Michele, I hear you. My parents divorced when I was a senior in high school. While I am extremely close to my dad, my mother is another story! And it doesn't seem to get any easier, no matter how much older I am or that I have kids of my own. Does it? Having my own children sometimes makes it harder because I feel for them and me now! Anyway, I'm glad you shared this post. I pray you'll have sweet peace!

Unknown said...
This comment has been removed by a blog administrator.
Unknown said...

Dear Michele. I have wondered for a long time about the things that are troubling you. I have concluded that when we go through years of sorrow we learn somewhere on the way that everyone suffers through some period of his/her life. I have also learned that the life we think “others” are leading may not be what we think; in addition, their valley may be just ahead! Some never come out of the valley once they journey into it.
Whatever we are going through is our own pain. We look at others dealing with illness, etc., but our hurt is just as deep for us as the one going through what we perceive to be more than we are going through.
I feel that we have been in our valley, and that we are now approaching the top of the mountain, and that contentment and deep satisfaction is ahead for us. My valleys were earlier sad years and the divorce that hurt you children so very much. I know I had lessons to learn and I made mistakes that I now regret.
Your father really loved you children when we were together as a family, and I know he loves you now. He spanked you once, but never again because you cried until you snubbed. He broke your heart! He only spoke to discipline you from then on and that was enough. It worked! Your relationship with him was sweet to behold at the time.

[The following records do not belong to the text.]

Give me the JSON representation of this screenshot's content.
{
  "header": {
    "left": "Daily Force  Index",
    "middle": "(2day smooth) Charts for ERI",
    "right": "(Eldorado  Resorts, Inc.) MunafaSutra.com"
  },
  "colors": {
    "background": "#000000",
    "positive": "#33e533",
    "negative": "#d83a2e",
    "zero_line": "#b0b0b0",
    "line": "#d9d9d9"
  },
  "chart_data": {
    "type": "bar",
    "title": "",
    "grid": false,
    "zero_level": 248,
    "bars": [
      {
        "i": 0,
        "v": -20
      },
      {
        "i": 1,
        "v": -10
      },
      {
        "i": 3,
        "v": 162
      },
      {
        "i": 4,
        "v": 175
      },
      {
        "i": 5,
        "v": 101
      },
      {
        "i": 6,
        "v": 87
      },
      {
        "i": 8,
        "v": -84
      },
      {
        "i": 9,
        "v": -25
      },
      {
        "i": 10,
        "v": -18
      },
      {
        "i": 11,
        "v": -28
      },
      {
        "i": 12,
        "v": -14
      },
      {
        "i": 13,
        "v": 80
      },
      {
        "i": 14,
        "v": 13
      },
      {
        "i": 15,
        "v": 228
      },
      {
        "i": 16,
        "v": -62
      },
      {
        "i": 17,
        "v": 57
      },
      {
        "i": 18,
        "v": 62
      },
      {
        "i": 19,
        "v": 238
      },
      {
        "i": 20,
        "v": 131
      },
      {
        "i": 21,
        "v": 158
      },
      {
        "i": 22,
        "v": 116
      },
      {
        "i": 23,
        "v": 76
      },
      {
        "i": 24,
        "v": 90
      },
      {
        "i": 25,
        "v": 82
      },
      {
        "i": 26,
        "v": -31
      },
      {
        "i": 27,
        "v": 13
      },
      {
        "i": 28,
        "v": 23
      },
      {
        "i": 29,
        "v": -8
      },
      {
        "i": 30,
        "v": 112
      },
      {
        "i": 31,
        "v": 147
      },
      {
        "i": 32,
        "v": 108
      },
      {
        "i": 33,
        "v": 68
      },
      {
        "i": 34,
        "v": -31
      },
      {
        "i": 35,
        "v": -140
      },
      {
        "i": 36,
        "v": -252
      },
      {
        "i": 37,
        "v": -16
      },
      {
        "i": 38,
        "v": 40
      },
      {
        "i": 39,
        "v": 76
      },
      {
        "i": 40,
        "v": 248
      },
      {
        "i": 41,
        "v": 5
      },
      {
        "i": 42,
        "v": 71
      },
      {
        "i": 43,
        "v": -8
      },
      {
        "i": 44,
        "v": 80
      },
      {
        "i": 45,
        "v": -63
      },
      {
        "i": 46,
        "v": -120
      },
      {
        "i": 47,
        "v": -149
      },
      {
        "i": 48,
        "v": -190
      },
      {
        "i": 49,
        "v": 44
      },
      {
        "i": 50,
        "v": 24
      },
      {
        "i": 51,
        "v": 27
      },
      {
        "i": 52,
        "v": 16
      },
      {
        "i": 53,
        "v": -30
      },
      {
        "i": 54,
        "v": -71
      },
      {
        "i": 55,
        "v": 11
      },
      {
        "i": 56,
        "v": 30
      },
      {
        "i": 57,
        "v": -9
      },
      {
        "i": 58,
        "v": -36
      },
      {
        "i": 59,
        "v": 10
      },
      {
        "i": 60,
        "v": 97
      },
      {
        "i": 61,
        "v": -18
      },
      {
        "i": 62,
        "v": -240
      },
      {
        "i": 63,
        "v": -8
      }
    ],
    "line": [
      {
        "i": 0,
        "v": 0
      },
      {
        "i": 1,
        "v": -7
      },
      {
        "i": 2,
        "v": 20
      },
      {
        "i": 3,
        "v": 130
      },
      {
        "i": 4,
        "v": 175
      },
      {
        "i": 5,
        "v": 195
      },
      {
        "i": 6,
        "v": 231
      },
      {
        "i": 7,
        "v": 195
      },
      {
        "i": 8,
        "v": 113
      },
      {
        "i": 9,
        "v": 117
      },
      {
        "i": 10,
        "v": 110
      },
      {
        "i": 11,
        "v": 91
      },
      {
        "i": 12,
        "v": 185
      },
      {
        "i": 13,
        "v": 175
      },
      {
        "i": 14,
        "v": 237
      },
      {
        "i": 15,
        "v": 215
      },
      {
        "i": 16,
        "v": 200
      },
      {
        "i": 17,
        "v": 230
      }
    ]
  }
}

If we could go back, there would be no divorce. We both know that we cannot imagine all that has been lost. I have told you that I feel that I could have stopped it. However, God tells us that he will restore what the locust has stolen and that each day is a new beginning. He makes all things right. My prayer is that he will draw your father's eyes toward his children and his grandchildren before his life is over. What has happened, happened, and we can only move forward with gratitude for all the blessings that have come our way.
Someday in Heaven, we will have complete knowledge, we will see clearly the reasons we endured pain in this life, and it will not matter to us then. He will dry our tears and we will be together forever. This is why He tells us to cry at a birth and rejoice when a loved ones goes home. It must be wonderful and it is eternal. This life is only a testing ground to see if we choose the Christian walk to the end regardless of the grief we endure in this temporal abode. He also tells us that His yolk is light and he will carry all our burdens for us while we are down here.
The enjoyment of having you for a daughter is one of my greatest joys. Your life and the way you live it certainly is one that any parent would covet as a gift. I admire your high energy level, your willpower, your resolve to be a good steward of God’s provision for you, and your determination to do the right thing always.
Anyone walking in God's light and walking down the path He has provided has “made it” in this life, and this is the way I see your life! I believe our Heavenly Father desires that you “rejoice each day and be happy in it” because I truly feel that he experiences joy when he looks down at you.